‘Hot Blood’ (1956)

This exuberant, passionate, ridiculous melodrama focuses on a colorful clan of stereotypical movie-Gypsies in Los Angeles. The king is Marco (Luther Adler), who spends a lot of time springing his people from jail and complaining about the “gadjos” (the non-Gypsy oppressor). His secret dream is to buy a trailer home, called The Promised Land, in which the old bachelor will ride into the sunset with his handsome young companion Bimbo! First, he must prepare his irresponsible, strong-willed brother Stephano (Cornel Wilde), who hangs around with gadjo women and wants to make a living as a dance instructor (!), to take over his kingship by getting him hitched to a traveling swindler (Jane Russell) who double-crosses Stephano by deciding not to jilt him. We won’t explain that again, but back and forth they go for 90 minutes.

If you judge a movie by its story, then Hot Blood is silly.

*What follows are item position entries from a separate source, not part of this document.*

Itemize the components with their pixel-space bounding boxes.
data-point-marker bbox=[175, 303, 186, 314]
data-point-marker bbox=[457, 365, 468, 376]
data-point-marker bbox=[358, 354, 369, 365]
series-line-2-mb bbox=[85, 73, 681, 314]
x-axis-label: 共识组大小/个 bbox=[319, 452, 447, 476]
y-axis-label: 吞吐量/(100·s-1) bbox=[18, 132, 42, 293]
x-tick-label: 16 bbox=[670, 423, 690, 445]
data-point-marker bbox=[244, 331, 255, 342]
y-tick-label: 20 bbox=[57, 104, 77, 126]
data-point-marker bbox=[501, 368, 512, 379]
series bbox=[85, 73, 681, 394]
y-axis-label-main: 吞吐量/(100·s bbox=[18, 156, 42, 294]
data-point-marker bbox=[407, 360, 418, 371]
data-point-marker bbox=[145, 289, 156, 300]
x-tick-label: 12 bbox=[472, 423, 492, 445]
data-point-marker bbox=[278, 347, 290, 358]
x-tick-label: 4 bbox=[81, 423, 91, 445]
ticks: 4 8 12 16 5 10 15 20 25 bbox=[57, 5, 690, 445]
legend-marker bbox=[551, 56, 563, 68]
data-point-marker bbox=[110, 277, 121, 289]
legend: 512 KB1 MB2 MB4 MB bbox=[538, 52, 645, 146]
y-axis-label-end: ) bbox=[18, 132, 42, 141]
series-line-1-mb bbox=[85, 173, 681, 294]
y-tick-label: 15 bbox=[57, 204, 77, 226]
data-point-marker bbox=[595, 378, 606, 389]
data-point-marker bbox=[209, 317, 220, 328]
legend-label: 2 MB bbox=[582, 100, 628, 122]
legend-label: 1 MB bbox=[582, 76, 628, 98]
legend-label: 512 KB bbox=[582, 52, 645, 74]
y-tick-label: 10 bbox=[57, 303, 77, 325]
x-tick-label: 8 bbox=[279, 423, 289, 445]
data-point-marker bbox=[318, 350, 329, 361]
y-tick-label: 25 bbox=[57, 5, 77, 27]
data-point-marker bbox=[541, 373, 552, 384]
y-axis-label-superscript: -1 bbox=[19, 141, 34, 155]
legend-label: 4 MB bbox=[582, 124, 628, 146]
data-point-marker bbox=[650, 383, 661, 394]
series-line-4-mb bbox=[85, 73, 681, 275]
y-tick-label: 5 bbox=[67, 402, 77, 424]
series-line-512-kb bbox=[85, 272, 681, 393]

If you judge by aesthetic qualities, at least it’s never boring. Full of bright colors (with an accent on red) in vigorous Cinemascope compositions, it’s attractive nonsense with an unflagging pace, lots of eye candy, old-pro character actors, the folksy fire of Lex Baxter’s music, and unabashedly odd moments, like when Wilde imagines Russell’s face on a beer poster. Something’s always moving furiously, although every time Wilde is supposedly demonstrating his chops as a dancer, the camera transports itself to a distance for the double. This gets into the territory some people mean by “so bad it’s good”–beautiful but dumb.

But not that dumb. Sometimes it’s even clever. For example, the Gypsies run their parlor in a building below medical offices, so one window has a big sign for palm-reading while the other advertises psychology.

Finally, if you approach this movie with an auteurist’s eye, then it’s Nicholas Ray all over. This is the movie he made in between Rebel Without a Cause and Bigger Than Life, and here’s the color and scope of his 1950s melodramas; the almost anthropological focus on tribes that threaten or subvert mainstream culture (youth gangs in Rebel, Eskimos in The Savage Innocents, poachers in Wind Across the Everglades); the highly problematic attitude to marriage as an institution (Rebel, Bigger Than Life), with its homo-erotic edges and men who express love through anger and violence. This has been on DVD outside the US, while inside it’s only available on demand through the Sony Choice Collection.